Cher Théophraste R., je vous lis toujours avec une certaine délectation, mais aujourd’hui je ne suis pas d’accord du tout avec le fond de votre article. Aussi, je me permets ces quelques remarques. Elles sont sans ménagement parce que je vous aime bien. J’espère que vous aurez à cœur de ne pas mal les prendre et de réfléchir avec moi aux implications que je suggère ci-après.
En dépit de la mauvaise foi manifeste de ce papier* un point intéressant est abordé, mais, hélas, pas approfondi.
Je résume : « Si [l’on n’autorise plus l’alcool aux conducteurs], je renonce aux soirées chez des amis, chez ma parentèle, au restaurant. Je me fais ermite asocial. »
Au-delà d’une question de transport, c’est donc dire que la vie sociale serait tributaire de cette coutume** qu’est la consommation d’alcool. Et si c’est vrai en grande partie, même si je le déplore.
Et c’est dramatique, car qu’est-ce que ça implique ? Que nous sommes trop lâches (on dit inhibés) pour affronter les autres de façon naturelle, ne serait-ce qu’au cours d’une « soirée » ? Que nous sommes trop égoïstes ou hypocrites pour partager une réelle complicité sans recours à un adjuvant*** ? Que sans les effets psychotropiques de l’alcool et d’autres substances « les amis, la parentèle et les restaurants » garderaient trop l’aspect grisâtre et terne de ce qu’ils sont réellement la plupart du temps : des quidams médisants regroupé par intérêt personnel, des familiers envahissants et sans retenue et des escrocs marchands de soupe et prétentieux ? Vous oubliez les soirées braillardes au stade et les concours et paris divers dans les casernes comme sur les chantiers et dans les boites de nuit. Et le pire, c’est que c’est ça « la vie sociale ».
* Postulat de mauvaise foi n° 1 : « Si on ne boit pas d’alcool, alors on boit du soda (américain de préférence). » Il semble pourtant que les physiologistes soient assez d’accord pour établir que la boisson vitale, nécessaire et suffisante des humains soit l’eau (et que la consommation de sucre soit néfaste aussi) ; quant à la la pub, elle propose autant si ce n’est plus d’« œnologie » et d’alcools divers habillés en « produits du terroir » que de sodas aux cerveaux disponibles (et apparemment disposés). Postulat n° 2 : « interdire la fabrication et la vente des matelas, parce que 99% environ des Français meurent dans un lit ». Comparaison grotesque vous le savez bien, car ils ne meurent pas à cause du lit ou du matelas (où beaucoup meurent d’une cirrhose).
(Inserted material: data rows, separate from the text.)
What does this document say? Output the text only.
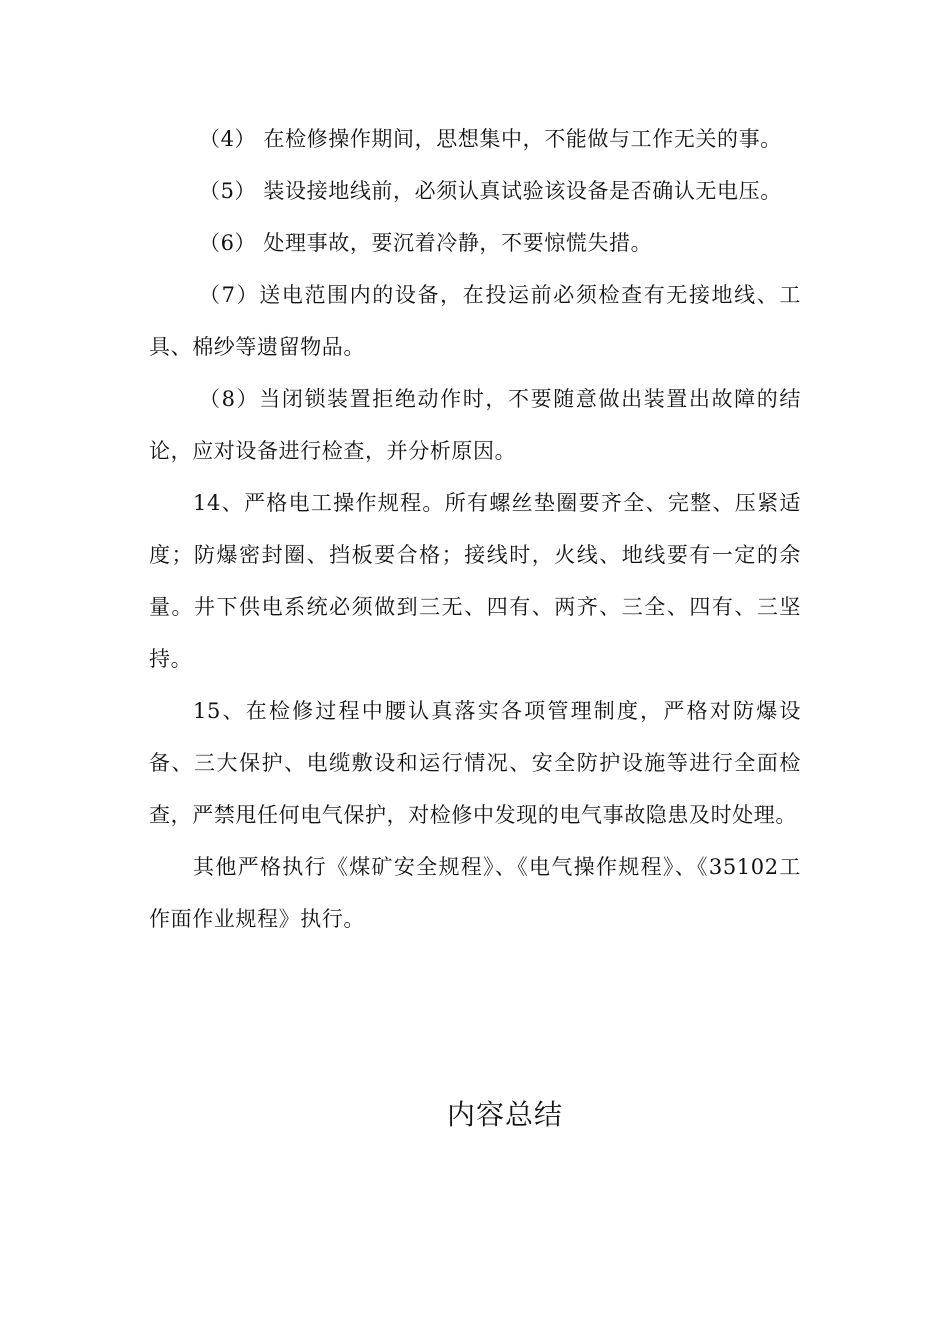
（4） 在检修操作期间，思想集中，不能做与工作无关的事。

（5） 装设接地线前，必须认真试验该设备是否确认无电压。

（6） 处理事故，要沉着冷静，不要惊慌失措。

（7）送电范围内的设备，在投运前必须检查有无接地线、工具、棉纱等遗留物品。

（8）当闭锁装置拒绝动作时，不要随意做出装置出故障的结论，应对设备进行检查，并分析原因。

14、严格电工操作规程。所有螺丝垫圈要齐全、完整、压紧适度；防爆密封圈、挡板要合格；接线时，火线、地线要有一定的余量。井下供电系统必须做到三无、四有、两齐、三全、四有、三坚持。

15、在检修过程中腰认真落实各项管理制度，严格对防爆设备、三大保护、电缆敷设和运行情况、安全防护设施等进行全面检查，严禁甩任何电气保护，对检修中发现的电气事故隐患及时处理。

其他严格执行《煤矿安全规程》、《电气操作规程》、《35102工作面作业规程》执行。

内容总结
À ce compte-là, la proportion de morts suspectes dans les commissariats par rapport à l’ensemble des décès dans un pays ne justifierait pas qu’on s’en émeuve. Seriez-vous d’accord avec ça ?
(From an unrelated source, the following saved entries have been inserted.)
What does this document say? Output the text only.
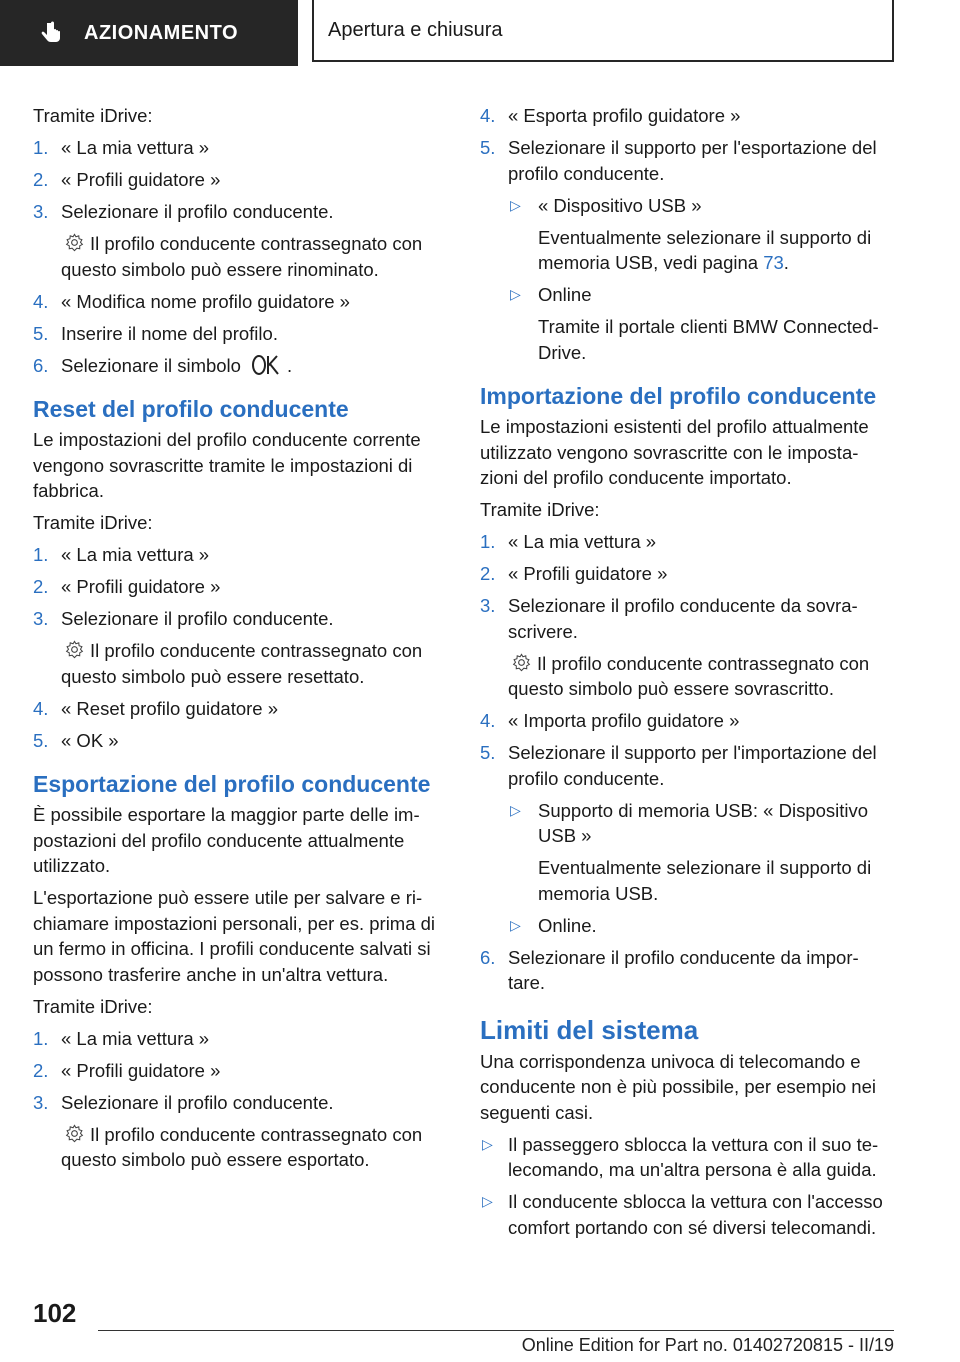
AZIONAMENTO	Apertura e chiusura

Tramite iDrive:

1. « La mia vettura »
2. « Profili guidatore »
3. Selezionare il profilo conducente.
Il profilo conducente contrassegnato con questo simbolo può essere rinominato.
4. « Modifica nome profilo guidatore »
5. Inserire il nome del profilo.
6. Selezionare il simbolo .
Reset del profilo conducente

Le impostazioni del profilo conducente corrente vengono sovrascritte tramite le impostazioni di fabbrica.

Tramite iDrive:

1. « La mia vettura »
2. « Profili guidatore »
3. Selezionare il profilo conducente.
Il profilo conducente contrassegnato con questo simbolo può essere resettato.
4. « Reset profilo guidatore »
5. « OK »
Esportazione del profilo conducente

È possibile esportare la maggior parte delle im- postazioni del profilo conducente attualmente utilizzato.

L'esportazione può essere utile per salvare e ri- chiamare impostazioni personali, per es. prima di un fermo in officina. I profili conducente salvati si possono trasferire anche in un'altra vettura.

Tramite iDrive:

1. « La mia vettura »
2. « Profili guidatore »
3. Selezionare il profilo conducente.
Il profilo conducente contrassegnato con questo simbolo può essere esportato.
4. « Esporta profilo guidatore »
5. Selezionare il supporto per l'esportazione del profilo conducente.
▷ « Dispositivo USB »
Eventualmente selezionare il supporto di memoria USB, vedi pagina 73.
▷ Online
Tramite il portale clienti BMW Connected- Drive.
Importazione del profilo conducente

Le impostazioni esistenti del profilo attualmente utilizzato vengono sovrascritte con le imposta- zioni del profilo conducente importato.

Tramite iDrive:

1. « La mia vettura »
2. « Profili guidatore »
3. Selezionare il profilo conducente da sovra- scrivere.
Il profilo conducente contrassegnato con questo simbolo può essere sovrascritto.
4. « Importa profilo guidatore »
5. Selezionare il supporto per l'importazione del profilo conducente.
▷ Supporto di memoria USB: « Dispositivo USB »
Eventualmente selezionare il supporto di memoria USB.
▷ Online.
6. Selezionare il profilo conducente da impor- tare.
Limiti del sistema

Una corrispondenza univoca di telecomando e conducente non è più possibile, per esempio nei seguenti casi.

▷ Il passeggero sblocca la vettura con il suo te- lecomando, ma un'altra persona è alla guida.
▷ Il conducente sblocca la vettura con l'accesso comfort portando con sé diversi telecomandi.
102
Online Edition for Part no. 01402720815 - II/19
** On oublie souvent que c’est aussi pour éviter les maladies transmises par l’eau des puits au cours de toute notre histoire qu’on a favorisé la consommation du vin, et pas seulement parce qu’il était bon (ce qui n’était pas toujours le cas). On oublie aussi qu’à l’origine on s’en servait pour couper l’eau. Peut-être que nos descendants boiront le pastis pur dans de gros verres en s’esclaffant et en pestant contre ceux qui le leur déconseilleront.
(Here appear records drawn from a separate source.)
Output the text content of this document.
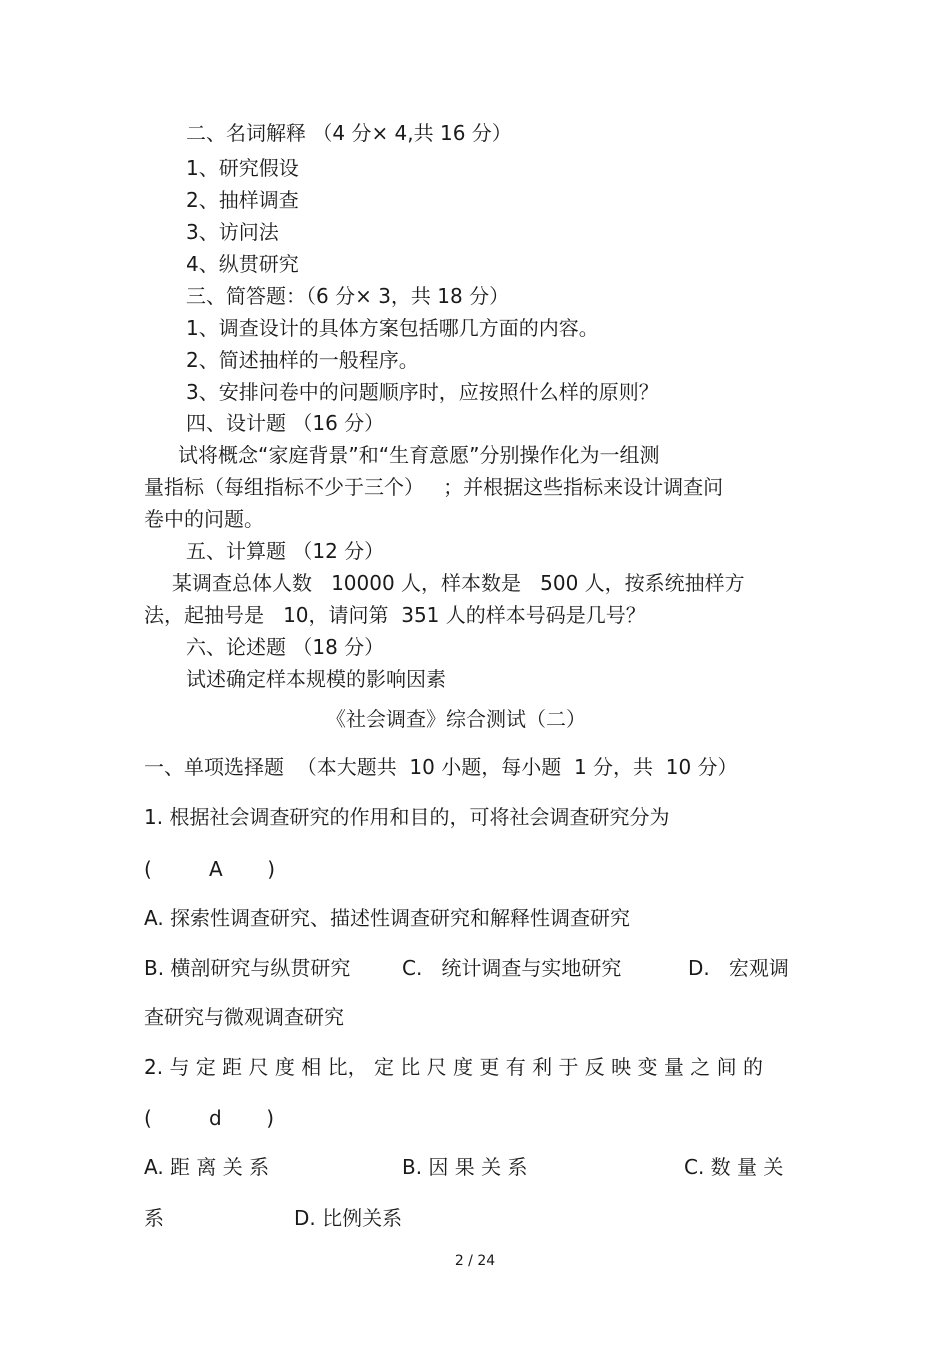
二、名词解释 （4 分× 4,共 16 分）
1、研究假设
2、抽样调查
3、访问法
4、纵贯研究
三、简答题：（6 分× 3，共 18 分）
1、调查设计的具体方案包括哪几方面的内容。
2、简述抽样的一般程序。
3、安排问卷中的问题顺序时，应按照什么样的原则？
四、设计题 （16 分）
试将概念“家庭背景”和“生育意愿”分别操作化为一组测
量指标（每组指标不少于三个）   ；并根据这些指标来设计调查问
卷中的问题。
五、计算题 （12 分）
某调查总体人数   10000 人，样本数是   500 人，按系统抽样方
法，起抽号是   10，请问第  351 人的样本号码是几号？
六、论述题 （18 分）
试述确定样本规模的影响因素
《社会调查》综合测试（二）
一、单项选择题  （本大题共  10 小题，每小题  1 分，共  10 分）
1. 根据社会调查研究的作用和目的，可将社会调查研究分为
(         A       )
A. 探索性调查研究、描述性调查研究和解释性调查研究
B. 横剖研究与纵贯研究	C.   统计调查与实地研究	D.   宏观调
查研究与微观调查研究
2. 与 定 距 尺 度 相 比， 定 比 尺 度 更 有 利 于 反 映 变 量 之 间 的
(         d       )
A. 距 离 关 系	B. 因 果 关 系	C. 数 量 关
系	D. 比例关系
2 / 24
*** Faut-il nécessairement être un « addict » (mot anglo-saxon, peut-être un indice) pour faire quelque chose de valable ? L’imagination, la créativité sont-elles toujours si défaillantes qu’il leur faille des palliatifs ? C’est une vraie question de société. L’addiction n’est pas seulement physiologique, elle est aussi gestuelle, comportementale, rituelle.